Si le film joue bien sûr le contraste entre une petite population coréenne nouvelle sur des territoires de campagnes américaines peuplés d’hillbillies, il ne tire pas tant sur la corde d’un racisme passif pour plutôt mettre en avant le scepticisme réaliste de la famille débarquée devant un mode de vie américaine un peu en proie à certaines superstitions mais non verrouillé dans des chapes de plomb qui font pointer « l’étranger » du doigt.
On peut dès lors se concentrer sur le petit business familial en plein essor et la vie afférente de personnages qui parleront surtout en coréen tout au long du film. Ce qui frappe d’abord c’est cette capacité du rêve américain à pouvoir laisser bâtir de leurs mains les propres ambitions de ses poursuivants dans une facilité qui n’est plus du tout d’actualité. Ce qui frappe ensuite c’est la façon de construire le drame qui entourera cette famille, sans facilité scénaristique ni apitoiement exagéré. Beaucoup de ce drame se jouera d’ailleurs entre le père (Steven Yeun) et la mère (Ye-ri Han) capables de jouer une émotion davantage stoïque que ce à quoi les drames occidentaux peuvent nous habituer. A l’image un peu de ce que propose Wong Kar-wai. On est plus largement jeter dans une famille aux caractères assez hétéroclites, du fils faussement lunaire à la soeur touchante de par ses attentions mais parfois agacée en passant par la grand-mère atypique, pour autant cette famille démontre aussi ses liens étroits et difficilement dénouables malgré un dénouement dans les flammes.
Au-delà du registre dramatique Minari ne rate pas ses excursions comiques intelligemment amenées et surtout mémorables comprenant notamment un bol "d'eau de montagne" quelque peu viciée et une brindille censée délivrer une punition suprême. On pourrait reprocher des personnages secondaires servant davantage de décorum mais ce serait vite oublier Will Patton en hurluberlu qui porte sa croix lors des jours saints et qui travaille sur la ferme du père.

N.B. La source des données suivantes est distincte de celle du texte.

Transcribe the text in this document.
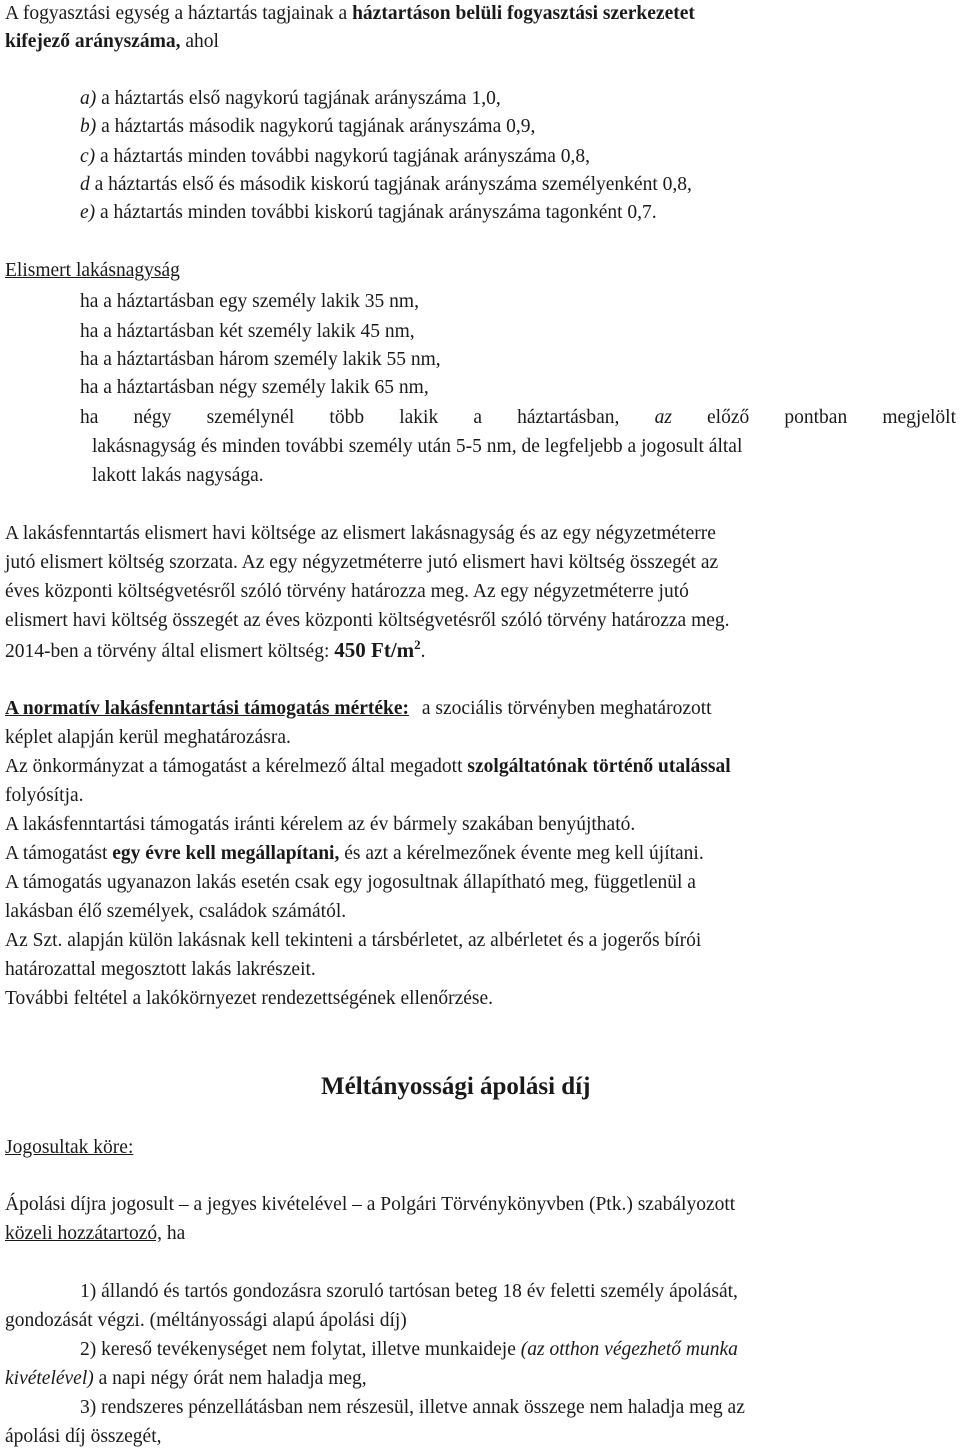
A fogyasztási egység a háztartás tagjainak a háztartáson belüli fogyasztási szerkezetet
kifejező arányszáma, ahol
a) a háztartás első nagykorú tagjának arányszáma 1,0,
b) a háztartás második nagykorú tagjának arányszáma 0,9,
c) a háztartás minden további nagykorú tagjának arányszáma 0,8,
d a háztartás első és második kiskorú tagjának arányszáma személyenként 0,8,
e) a háztartás minden további kiskorú tagjának arányszáma tagonként 0,7.
Elismert lakásnagyság
ha a háztartásban egy személy lakik 35 nm,
ha a háztartásban két személy lakik 45 nm,
ha a háztartásban három személy lakik 55 nm,
ha a háztartásban négy személy lakik 65 nm,
ha négy személynél több lakik a háztartásban, az előző pontban megjelölt
lakásnagyság és minden további személy után 5-5 nm, de legfeljebb a jogosult által
lakott lakás nagysága.
A lakásfenntartás elismert havi költsége az elismert lakásnagyság és az egy négyzetméterre
jutó elismert költség szorzata. Az egy négyzetméterre jutó elismert havi költség összegét az
éves központi költségvetésről szóló törvény határozza meg. Az egy négyzetméterre jutó
elismert havi költség összegét az éves központi költségvetésről szóló törvény határozza meg.
2014-ben a törvény által elismert költség: 450 $Ft/m^2$.
A normatív lakásfenntartási támogatás mértéke: a szociális törvényben meghatározott
képlet alapján kerül meghatározásra.
Az önkormányzat a támogatást a kérelmező által megadott szolgáltatónak történő utalással
folyósítja.
A lakásfenntartási támogatás iránti kérelem az év bármely szakában benyújtható.
A támogatást egy évre kell megállapítani, és azt a kérelmezőnek évente meg kell újítani.
A támogatás ugyanazon lakás esetén csak egy jogosultnak állapítható meg, függetlenül a
lakásban élő személyek, családok számától.
Az Szt. alapján külön lakásnak kell tekinteni a társbérletet, az albérletet és a jogerős bírói
határozattal megosztott lakás lakrészeit.
További feltétel a lakókörnyezet rendezettségének ellenőrzése.
Méltányossági ápolási díj
Jogosultak köre:
Ápolási díjra jogosult – a jegyes kivételével – a Polgári Törvénykönyvben (Ptk.) szabályozott
közeli hozzátartozó, ha
1) állandó és tartós gondozásra szoruló tartósan beteg 18 év feletti személy ápolását,
gondozását végzi. (méltányossági alapú ápolási díj)
2) kereső tevékenységet nem folytat, illetve munkaideje (az otthon végezhető munka
kivételével) a napi négy órát nem haladja meg,
3) rendszeres pénzellátásban nem részesül, illetve annak összege nem haladja meg az
ápolási díj összegét,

Pour finir Minari ne construit pas tant son drame sur une succession d'évènements que sur les états d'âmes de personnages en transition. Il en résulte un film qui pourrait apparaitre de prime abord comme classique mais qui prend vite une saveur un peu nouvelle qu'on n'avait plus tant l'habitude de goûter. C'est sûrement un peu comme goûter au "minari", plante comestible à l'origine du titre et que la grand-mère fait pousser à l'ombre d'une clairière alentour.